I visited the store a few times during my last two years in high school, dropping by to purchase clothes, which he always sold me at a ridiculous discount, and I stopped in a few times after I entered college. After that, our paths parted. Years passed. My mother said she’d heard through the grapevine that he eventually retired to Florida, but I had trouble believing this, because Len never took vacations, wasn’t crazy about direct sunlight, and seemed to be the kind of man who was born to die in the retail saddle. He lived to be ninety-one, just like his father before him. But after that visit in 1971, I never saw him again.
I have often asked myself why I never went back to visit Len after I left college. Perhaps it is because of the ruthlessness of the young, the obsession with staking out one’s own terrain, escaping from the patriarch’s shadow. Moreover, I did not want to be reminded of the past, and East Falls held almost nothing but bad memories. Most likely, I did not want to see Len again until I had made my mark as a writer, an occupation he had always disparaged, and by the time that happened, he had left the stage. Ironically, I achieved professional and financial success at the same age as Len: in my late thirties. Success was the theme that dominated our relationship; it was the thread connecting all our conversations. In the World According to Len Mohr, it was better to fail at something you wanted to do than succeed at something you didn’t; success on anyone’s terms other than your own was failure. I had no quarrel with these axioms, which proved a steady source of inspiration during the long years I could not get anyone to publish my work because I wanted to write like this and they wanted me to write like that. But by the time I was successful, Len’s store had been shuttered.

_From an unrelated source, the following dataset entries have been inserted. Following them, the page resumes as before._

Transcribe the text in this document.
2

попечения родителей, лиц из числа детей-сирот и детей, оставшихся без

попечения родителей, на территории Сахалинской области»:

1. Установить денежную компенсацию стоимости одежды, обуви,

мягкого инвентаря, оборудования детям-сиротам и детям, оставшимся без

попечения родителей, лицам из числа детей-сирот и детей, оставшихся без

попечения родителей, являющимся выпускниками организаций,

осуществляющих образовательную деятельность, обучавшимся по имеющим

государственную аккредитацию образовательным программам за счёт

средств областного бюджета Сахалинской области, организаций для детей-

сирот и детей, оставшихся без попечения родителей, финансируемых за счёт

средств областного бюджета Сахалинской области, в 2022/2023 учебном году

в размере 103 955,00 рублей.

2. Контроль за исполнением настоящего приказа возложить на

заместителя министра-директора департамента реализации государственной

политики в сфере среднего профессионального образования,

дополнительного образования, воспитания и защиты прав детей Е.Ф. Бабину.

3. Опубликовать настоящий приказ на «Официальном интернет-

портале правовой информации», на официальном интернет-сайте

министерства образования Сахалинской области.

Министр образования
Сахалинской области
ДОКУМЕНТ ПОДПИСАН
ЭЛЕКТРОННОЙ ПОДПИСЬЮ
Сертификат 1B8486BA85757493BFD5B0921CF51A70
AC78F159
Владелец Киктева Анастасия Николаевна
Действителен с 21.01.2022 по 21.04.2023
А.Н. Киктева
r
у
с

Throughout my relationship with Len, I understood exactly what I was getting out of it: six bucks a week and a daily trip through the looking glass. But what did he get out of it? I never knew. I could never pinpoint what Len saw in me, since my father had done such a superb job convincing his children of their inherent worthlessness. Perhaps he detected something in my personality—orneriness—that he liked because it mirrored the orneriness in him. Or perhaps this was not a trait he had detected but one he had spawned. The negative side of the relationship was that Len could never stop thinking of me as a child. This became apparent the last time I saw him, when I was twenty years old and brought along my latest girlfriend to meet him. The reception was cool; he was cordial but by no means effervescent. I may not have realized it earlier, but I realized it then: Len was devastated when our seven-year liaison came to an end. He did not go out and find another stock clerk to replace me. He did not bring any new protégés on board. He was no longer in the market for surrogate sons. And when I went to see him that final time, I could see that it was the boy that he missed, not the man I had become.